Le premier responsable du secteur de l’Energie a précisé, dans ce cadre, que l’exploitation du gaz de schiste se fera « dans un cadre réglementé d’autant que les technologies en la matière enregistrent un développement important (…) nous allons travailler dans ce sens car l’intérêt du pays en dépend ».

« Une couverture à 100% en gaz naturel est synonyme d’une production de 100 milliards de m3 pour la consommation interne (…) c’est pourquoi, il est impératif de trouver d’autres sources, à l’image du gaz du schiste que nous allons exploiter mais pas au détriment de la santé du citoyen ou de l’environnement », a affirmé M. Guitouni.

Dans ses réponses aux questions des députés concernant le raccordement de certaines communes au gaz naturel, le ministre a fait savoir que la production actuelle de l’Algérie en gaz naturel atteignait les 130 milliards de m3, dont 50 milliards m3 destinés à la consommation interne, 50 milliards m3 réservés à l’exportation et 30 milliards m3 consacrés à l’activité des puits pétroliers.
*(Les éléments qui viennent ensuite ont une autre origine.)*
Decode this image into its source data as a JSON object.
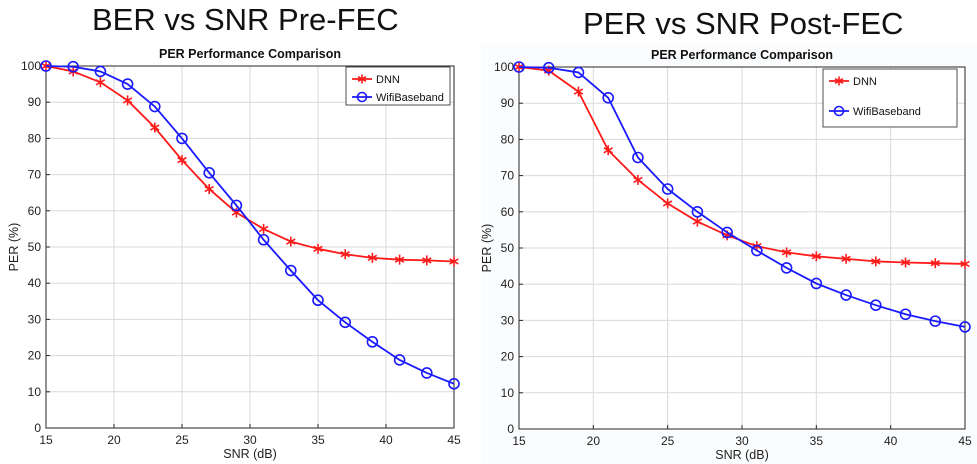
{
  "headings": {
    "left": "BER vs SNR Pre-FEC",
    "right": "PER vs SNR Post-FEC"
  },
  "colors": {
    "dnn": "#ff1a1a",
    "wifi": "#1a1aff",
    "grid": "#d9d9d9",
    "axis": "#262626"
  },
  "chart_data": [
    {
      "type": "line",
      "title": "PER Performance Comparison",
      "xlabel": "SNR (dB)",
      "ylabel": "PER (%)",
      "xlim": [
        15,
        45
      ],
      "ylim": [
        0,
        100
      ],
      "xticks": [
        "15",
        "20",
        "25",
        "30",
        "35",
        "40",
        "45"
      ],
      "yticks": [
        "0",
        "10",
        "20",
        "30",
        "40",
        "50",
        "60",
        "70",
        "80",
        "90",
        "100"
      ],
      "grid": true,
      "legend_position": "top-right",
      "x": [
        15,
        17,
        19,
        21,
        23,
        25,
        27,
        29,
        31,
        33,
        35,
        37,
        39,
        41,
        43,
        45
      ],
      "series": [
        {
          "name": "DNN",
          "marker": "asterisk",
          "color": "#ff1a1a",
          "values": [
            100,
            98.5,
            95.5,
            90.5,
            83,
            74,
            66,
            59.5,
            55,
            51.5,
            49.5,
            48,
            47,
            46.5,
            46.3,
            46
          ]
        },
        {
          "name": "WifiBaseband",
          "marker": "circle",
          "color": "#1a1aff",
          "values": [
            100,
            99.8,
            98.5,
            95,
            88.8,
            80,
            70.5,
            61.5,
            52,
            43.5,
            35.3,
            29.2,
            23.8,
            18.8,
            15.2,
            12.2
          ]
        }
      ]
    },
    {
      "type": "line",
      "title": "PER Performance Comparison",
      "xlabel": "SNR (dB)",
      "ylabel": "PER (%)",
      "xlim": [
        15,
        45
      ],
      "ylim": [
        0,
        100
      ],
      "xticks": [
        "15",
        "20",
        "25",
        "30",
        "35",
        "40",
        "45"
      ],
      "yticks": [
        "0",
        "10",
        "20",
        "30",
        "40",
        "50",
        "60",
        "70",
        "80",
        "90",
        "100"
      ],
      "grid": true,
      "legend_position": "top-right",
      "x": [
        15,
        17,
        19,
        21,
        23,
        25,
        27,
        29,
        31,
        33,
        35,
        37,
        39,
        41,
        43,
        45
      ],
      "series": [
        {
          "name": "DNN",
          "marker": "asterisk",
          "color": "#ff1a1a",
          "values": [
            100,
            99,
            93.2,
            77,
            68.8,
            62.3,
            57.3,
            53.5,
            50.5,
            48.8,
            47.7,
            47,
            46.3,
            46,
            45.8,
            45.6
          ]
        },
        {
          "name": "WifiBaseband",
          "marker": "circle",
          "color": "#1a1aff",
          "values": [
            100,
            99.8,
            98.5,
            91.5,
            75,
            66.3,
            60,
            54.3,
            49.3,
            44.5,
            40.2,
            37,
            34.2,
            31.7,
            29.8,
            28.2
          ]
        }
      ]
    }
  ]
}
Rappelant que le niveau de couverture en gaz naturel avait atteint 60% à l’échelle nationale, le ministre a ajouté que « si nous arrivons à un taux de couverture de 100%, cela veut dire que nous allons consommer tous ce que nous produisons, et arrêter, partant, nos exportations et perdre des revenus considérables en devises. Nous sommes dans l’obligation donc de trouver d’autres sources de production du gaz ».

Si nous comptons l’utilisation du gaz butane et les réseaux d’approvisionnement en gaz naturel, nous pouvons dire que la couverture au niveau national a atteint 100 %, a souligné le ministre.